De toelatingsvergunning kun je vanaf 1 januari 2022 aanvragen via www.toetredingzorgaanbieders.nl. Vanaf het moment dat de aanvraag compleet bij het CIBG binnen is, geldt in beginsel een maximum behandeltermijn van 8 weken voor het nemen van een beslissing op de aanvraag. De behandeltermijn van 8 weken mag echter, na het informeren van de zorgaanbieder daarover, worden verlengd.

Alle huisartsenpraktijken moet volgens de Wtza een transparante bestuursstructuur hebben. Wanneer er meer dan 25 zorgverleners werkzaam zijn in je praktijk bent u ook verplicht om een interne onafhankelijke toezichthouder aan te stellen. Hierbij kun je denken aan een raad van toezicht of raad van commissarissen.
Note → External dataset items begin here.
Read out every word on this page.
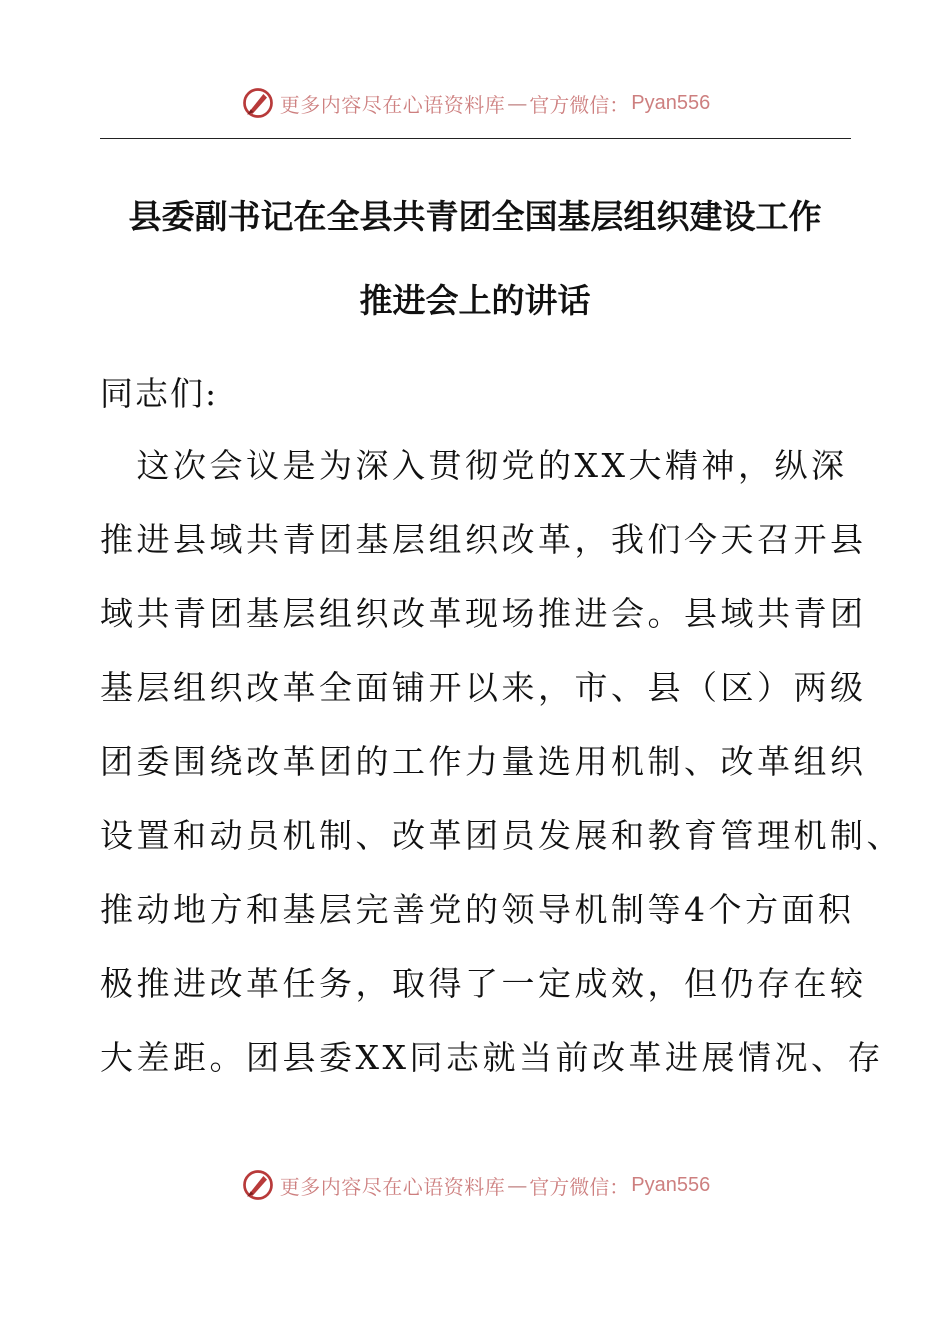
更多内容尽在心语资料库 — 官方微信： Pyan556
县委副书记在全县共青团全国基层组织建设工作
推进会上的讲话
同志们:
　这次会议是为深入贯彻党的XX大精神，纵深
推进县域共青团基层组织改革，我们今天召开县
域共青团基层组织改革现场推进会。县域共青团
基层组织改革全面铺开以来，市、县（区）两级
团委围绕改革团的工作力量选用机制、改革组织
设置和动员机制、改革团员发展和教育管理机制、
推动地方和基层完善党的领导机制等4个方面积
极推进改革任务，取得了一定成效，但仍存在较
大差距。团县委XX同志就当前改革进展情况、存
更多内容尽在心语资料库 — 官方微信： Pyan556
Daarbij heb je als dagelijkse leiding van de praktijk een aantal plichten:

  • Je moet ervoor zorgen dat de toezichthouder zijn taak zo goed mogelijk kan uitvoeren.
  • Je moet de daarbij noodzakelijke gegevens (tijdig en op schrift) aanleveren.
  • Je moet de toezichthouder minstens jaarlijks schriftelijk informeren over belangrijke ontwikkelingen en het strategisch beleid.

Deze interne toezichthouder moet bestaan uit tenminste 3 natuurlijke personen. Om de onafhankelijk te waarborgen vraagt de wet het volgende:

  • een lid van de toezichthouder mag geen andere financiële vergoeding van de instelling ontvangen dan een passende vergoeding
  • een lid van de toezichthouder (of diens echtgenoot/levensgezel, pleegkind, bloed-of aanverwant tot in de tweede graad):
    • de voorgaande drie jaar geen lid van de leiding óf werknemer van de instelling zijn geweest
    • mag geen aandelen in de instelling hebben
    • mag geen lid zijn van de interne toezichthouder van een rechtspersoon die aandelen in de instelling heeft
    • mag geen lid zijn van een andere instelling die binnen het verzorgingsgebied van de instelling geheel of gedeeltelijk dezelfde werkzaamheden verricht (tenzij die rechtspersoon of andere instelling een dochtermaatschappij van de instelling is)
    • het is dus wél toegestaan dat een persoon lid is van de interne toezichthouder van verschillende instellingen binnen een groep dan wel bij de moeder- en dochtermaatschappij

Bovenstaande moet je allemaal vastleggen in je statuten of reglementen. Meer achtergrondinformatie is te vinden in de Governancecode Zorg 2017.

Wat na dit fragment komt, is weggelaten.